February’s consumer inflation number will cement predictions regarding how much the Fed will raise its target short-term interest rate when it meets on March 22. It also will give investors a decent indication of how much more the central bankers may be inclined to keep hiking interest rates.

As consumer inflation stays high, so will borrowing costs.

Inflation has been slowing, though remains stubbornly strong. Supply chains may be smoothed out, but pandemic government spending, global tensions and record low unemployment continue supporting higher-than-comfortable price trends. The deceleration of inflation late last year was a welcome sign. But prices sped up again in January. And the February data is expected to show more winter heat for prices.

The Federal Reserve Bank of Cleveland releases inflation forecasts each weekday. The bank’s own research finds its model has been more accurate predicting headline inflation than those of other professional forecasters. And it is anticipating February’s CPI will mimic January’s stronger than wanted month-over-month jump of a half percent.

At the beginning of this month, the market was expecting just a 0.25% interest rate hike later in March.
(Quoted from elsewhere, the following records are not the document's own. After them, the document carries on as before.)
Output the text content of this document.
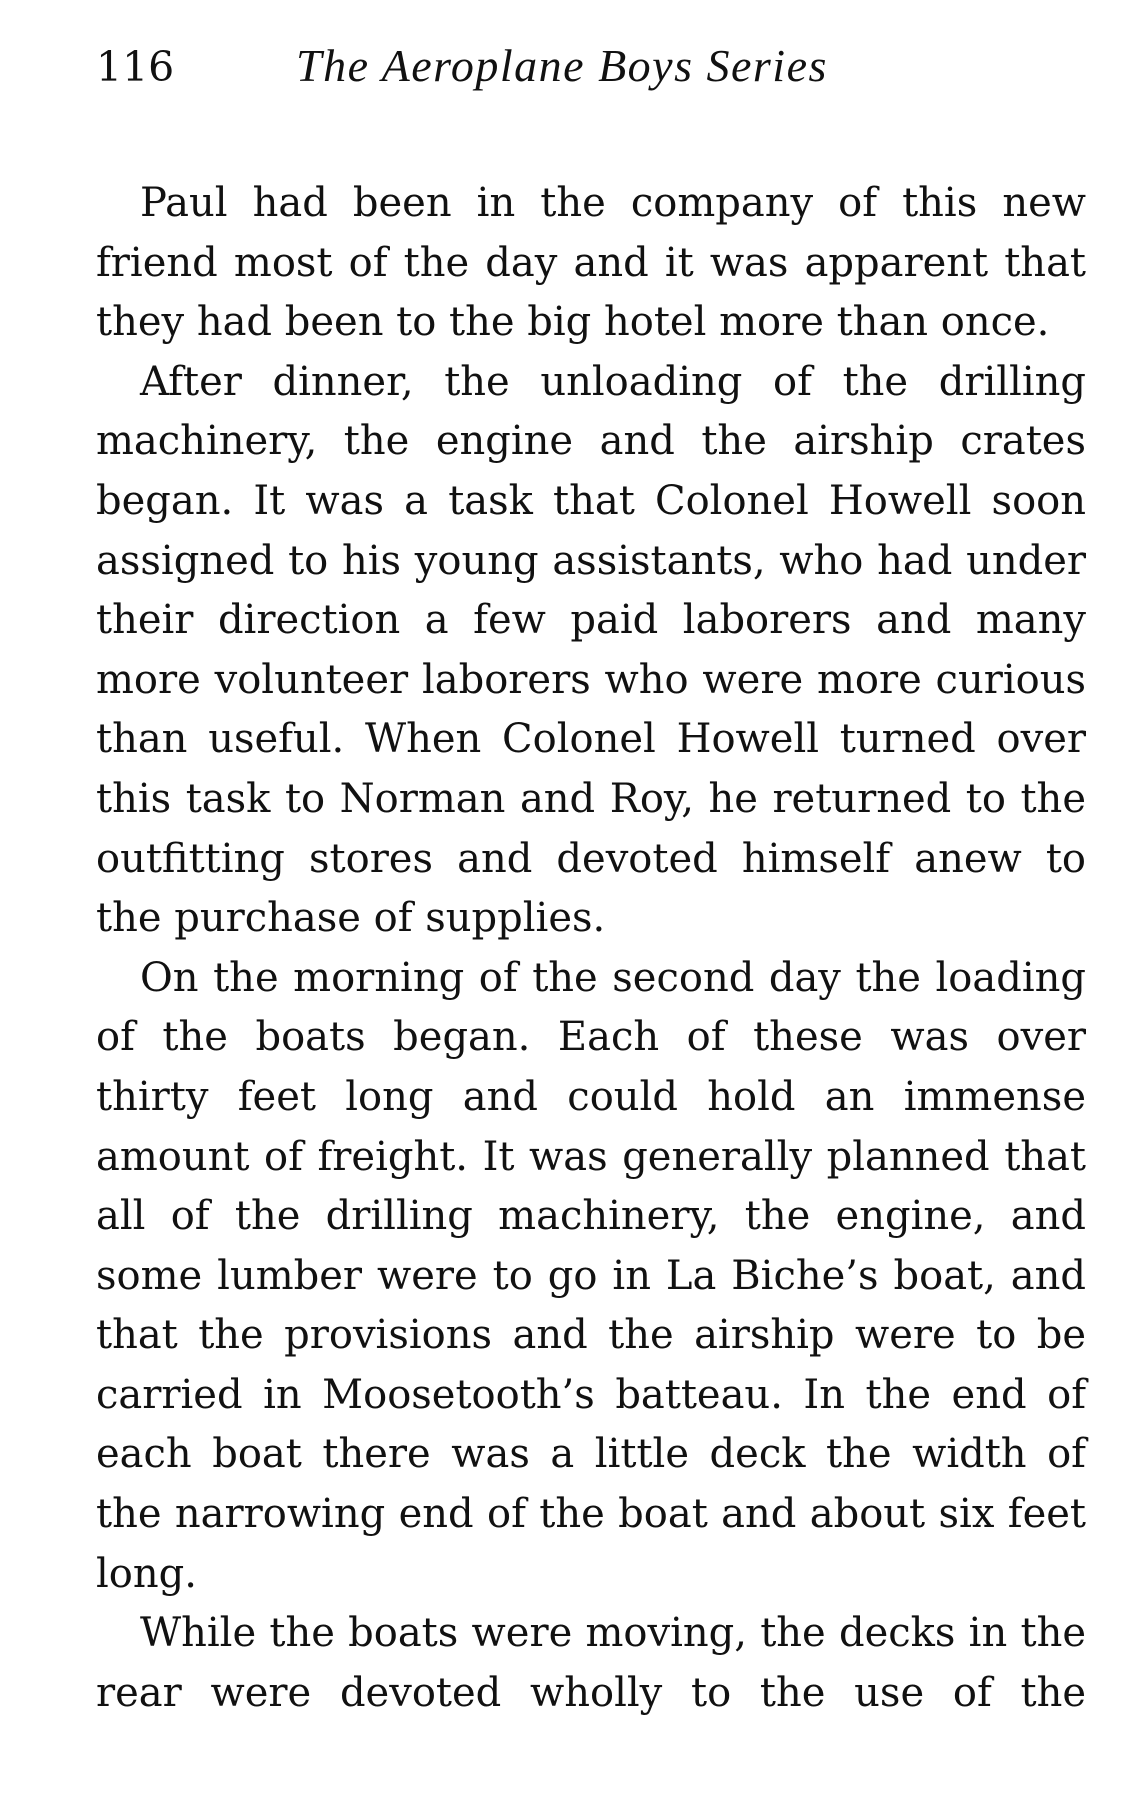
116	The Aeroplane Boys Series

Paul had been in the company of this new friend most of the day and it was apparent that they had been to the big hotel more than once.

After dinner, the unloading of the drilling machinery, the engine and the airship crates began. It was a task that Colonel Howell soon assigned to his young assistants, who had under their direction a few paid laborers and many more volunteer laborers who were more curious than useful. When Colonel Howell turned over this task to Norman and Roy, he returned to the outfitting stores and devoted himself anew to the purchase of supplies.

On the morning of the second day the loading of the boats began. Each of these was over thirty feet long and could hold an immense amount of freight. It was generally planned that all of the drilling machinery, the engine, and some lumber were to go in La Biche’s boat, and that the provisions and the airship were to be carried in Moosetooth’s batteau. In the end of each boat there was a little deck the width of the narrowing end of the boat and about six feet long.

While the boats were moving, the decks in the rear were devoted wholly to the use of the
One week later, the forecast by the CME FedWatch Tool flipped with the odds favoring a stronger half percent hike when the Fed’s Open Market Committee meets.

That’s the power of the bank’s open mouth policy. Chairman Jerome Powell told Congress last week that his agency is “prepared to increase the pace of rate hikes” if the data points to it. There’s no subtlety in his pledge. Inflation that is not moving down toward the bank’s target of 2% will keep the Fed tightening its monetary policy.

Recession talk quieted down earlier this year thanks to a strong fourth quarter gross domestic product report and a huge surprise jump in January of seasonally adjusted new jobs. Interestingly, according to Google Trends, the location with the highest Internet searches of recession is Washington, D.C., where the Federal Reserve Board meets every six weeks, and where the GOP House and President Joe Biden are going toe-to-toe over the debt limit as it approaches.

Another strong month of inflation does not guarantee a recession, but it will continue to test the Fed’s resolve and investor’s patience.